Up 「学習権」のとらえ方 作成: 2006-05-05
更新: 2006-05-05


    移行期には,学生の学習権/就学権の問題が顕在化する。
    学習権/就学権の問題は,本質的に難しい問題であり,生半可な知力で対応されると,教育現場はガタガタになる。

      「学生の不利益」とか「学生の授業を受ける権利」ということばが簡単に使われるが,「(一般的/個別的に) それはどういうことか?」と問われてはかばかしい答えを示せる者は,ほとんどいないだろう。


    この場合しっかり押さえておかねばならないのは,つぎのこと:
学習権を法的に扱い出せば,学校教育は成り立たない

    先ず,「権利と義務」の観点から。
    組織の中の個には,権利とともに義務の問題が生ずる。 権利は,虐待に対する保障なので,法律にのる。 しかし,義務は,組織保持の<装置>なので,法律に馴染まない。
    学習権の実際問題は,多くがこの権利と義務の矛盾の問題だ。 そしてこの問題を法的に措置しようとすると,権利が義務に勝ってしまう。

    • 例えば,学校は「学生に対する処罰」を学校運営の一つの装置にしている。 これは義務不履行の学生に対する処罰ということだが,学生側が訴訟を起こせば,焦点は「学校の債務不履行責任」の方に移り,学校側が不利な立場にどうしても立たされることになる。

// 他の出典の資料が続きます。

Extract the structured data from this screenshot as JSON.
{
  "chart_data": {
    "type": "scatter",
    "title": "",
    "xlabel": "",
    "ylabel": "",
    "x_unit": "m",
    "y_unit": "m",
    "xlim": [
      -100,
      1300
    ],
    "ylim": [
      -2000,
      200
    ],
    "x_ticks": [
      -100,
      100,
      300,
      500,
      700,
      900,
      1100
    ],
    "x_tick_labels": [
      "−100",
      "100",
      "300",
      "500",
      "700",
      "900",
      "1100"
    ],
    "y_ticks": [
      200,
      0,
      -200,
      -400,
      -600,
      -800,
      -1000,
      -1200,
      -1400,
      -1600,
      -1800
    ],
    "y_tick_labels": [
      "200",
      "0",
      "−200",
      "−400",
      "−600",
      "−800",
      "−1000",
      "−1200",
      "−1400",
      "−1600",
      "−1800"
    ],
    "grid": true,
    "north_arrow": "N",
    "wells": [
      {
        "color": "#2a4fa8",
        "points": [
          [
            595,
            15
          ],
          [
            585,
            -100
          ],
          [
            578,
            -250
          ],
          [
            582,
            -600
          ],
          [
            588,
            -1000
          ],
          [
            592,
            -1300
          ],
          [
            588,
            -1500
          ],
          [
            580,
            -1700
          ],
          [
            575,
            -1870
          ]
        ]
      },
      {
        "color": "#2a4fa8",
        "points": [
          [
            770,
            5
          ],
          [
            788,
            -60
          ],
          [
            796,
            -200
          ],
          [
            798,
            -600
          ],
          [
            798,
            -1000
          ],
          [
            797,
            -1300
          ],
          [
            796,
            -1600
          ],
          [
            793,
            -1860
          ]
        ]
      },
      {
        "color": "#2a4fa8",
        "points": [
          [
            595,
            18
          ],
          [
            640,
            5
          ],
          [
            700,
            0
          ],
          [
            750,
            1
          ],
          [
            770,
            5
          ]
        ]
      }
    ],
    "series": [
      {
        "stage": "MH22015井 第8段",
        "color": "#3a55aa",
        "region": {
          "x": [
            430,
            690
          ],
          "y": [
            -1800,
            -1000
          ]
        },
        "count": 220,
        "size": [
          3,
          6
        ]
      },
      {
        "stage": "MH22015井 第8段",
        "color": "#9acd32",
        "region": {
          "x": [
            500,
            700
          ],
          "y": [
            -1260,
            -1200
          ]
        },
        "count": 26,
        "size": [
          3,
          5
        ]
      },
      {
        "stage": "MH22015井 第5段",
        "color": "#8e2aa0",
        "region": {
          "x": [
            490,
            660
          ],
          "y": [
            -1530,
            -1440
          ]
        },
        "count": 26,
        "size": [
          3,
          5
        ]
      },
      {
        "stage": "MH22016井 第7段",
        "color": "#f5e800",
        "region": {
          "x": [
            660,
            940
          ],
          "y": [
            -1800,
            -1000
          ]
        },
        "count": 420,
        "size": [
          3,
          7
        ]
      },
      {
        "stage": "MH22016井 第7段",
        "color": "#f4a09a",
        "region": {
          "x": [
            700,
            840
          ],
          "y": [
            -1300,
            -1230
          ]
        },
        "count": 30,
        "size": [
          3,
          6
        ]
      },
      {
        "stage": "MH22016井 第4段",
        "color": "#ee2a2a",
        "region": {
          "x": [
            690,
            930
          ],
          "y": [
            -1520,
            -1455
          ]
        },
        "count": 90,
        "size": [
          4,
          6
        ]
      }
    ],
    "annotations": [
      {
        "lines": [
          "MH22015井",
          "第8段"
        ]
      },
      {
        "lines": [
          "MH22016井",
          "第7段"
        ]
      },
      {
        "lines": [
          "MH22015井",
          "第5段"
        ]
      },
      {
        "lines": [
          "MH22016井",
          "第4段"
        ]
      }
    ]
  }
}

        例 : 怠学に対する処分 (受講をやめさせる等)
        期末試験での不正行為に対する処分 (同期のすべての受講科目を「評価なし」に措置する等)
        反社会的行為に対する処分 (退学等)

    • 一般に,漠然とした概念をクリアにする手法として,「操作的に規定する」というのがある。 学習権の場合は,「在学契約」という一種操作的概念が導入される。しかし,この方法も「義務」を拾えない。


    「権利と義務の矛盾の問題」という括りに収まらない問題もある。 「進級・卒業の不認定」は,その例だ。

    進級・卒業の不認定は,学校の社会的責任に係わる。 学校は人材育成という社会的責務を負う。進級・卒業の不認定は,成績が合格ラインに至らない者を進級・卒業させないということであり,これを進級・卒業に変えることは,社会に対し虚偽をはたらくことを意味する。

      教員養成大学·学部を例に考えればわかりやすいだろう。
      学生を卒業させることは,社会に向けて「この学生は教壇に立たせてだいじょうぶです」と保証することと同じである。 ──よって,「温情」で進級・卒業させるような行為は,犯罪である。


    「受講の不認定」「学習グループ所属の不認定」も別のタイプの問題。
    不認定の理由になるものはいろいろあるが,不認定に対し学生側が「学習権侵害」で訴訟を起こせば,ひどい混乱模様になるだろう:

      受講不認定の例
      • 受講申請締切に間に合わなかったので不認定
      • 受講申請のフォームを踏んでいないので不認定
      • 受講要件を満たしていないので不認定
      • 能力的に受講は難しいと判断して不認定
      • 受講要件記載の段階では想定していなかった事由により不認定
      • 許容人数オーバーのため不認定


    要点はこうである:
学校運営は,個々の学生のつぎの配慮/モラルによって支えられている:
同じことを皆がやり出したら,システムは壊れてしまう。
 よって,自分はこのようなことはしない。
    学校運営は,学生が「学習権」の形で個人の権利を主張し出せば忽ちに崩れ落ちるという,ひじょうにもろい構造になっているわけだ。

    学校は,生身の存在として,「学習権」に全うに応える能力/容量をもっていない。よって「権利の主張」が多くの場合,不合理の拡大になってしまう。
    しかし,学生の自己規制は,不合理な体制の温存にもなる。

    したがって,合理的な「やり繰り」が必要になる。
    最初に「学習権/就学権の問題は,本質的に難しい問題であり,生半可な知力で対応されると,教育現場はガタガタになる」と言ったのは,このような意味からである。

    移行期旧課程の運営にあたっては,この点を先ずしっかり理解しなければならない。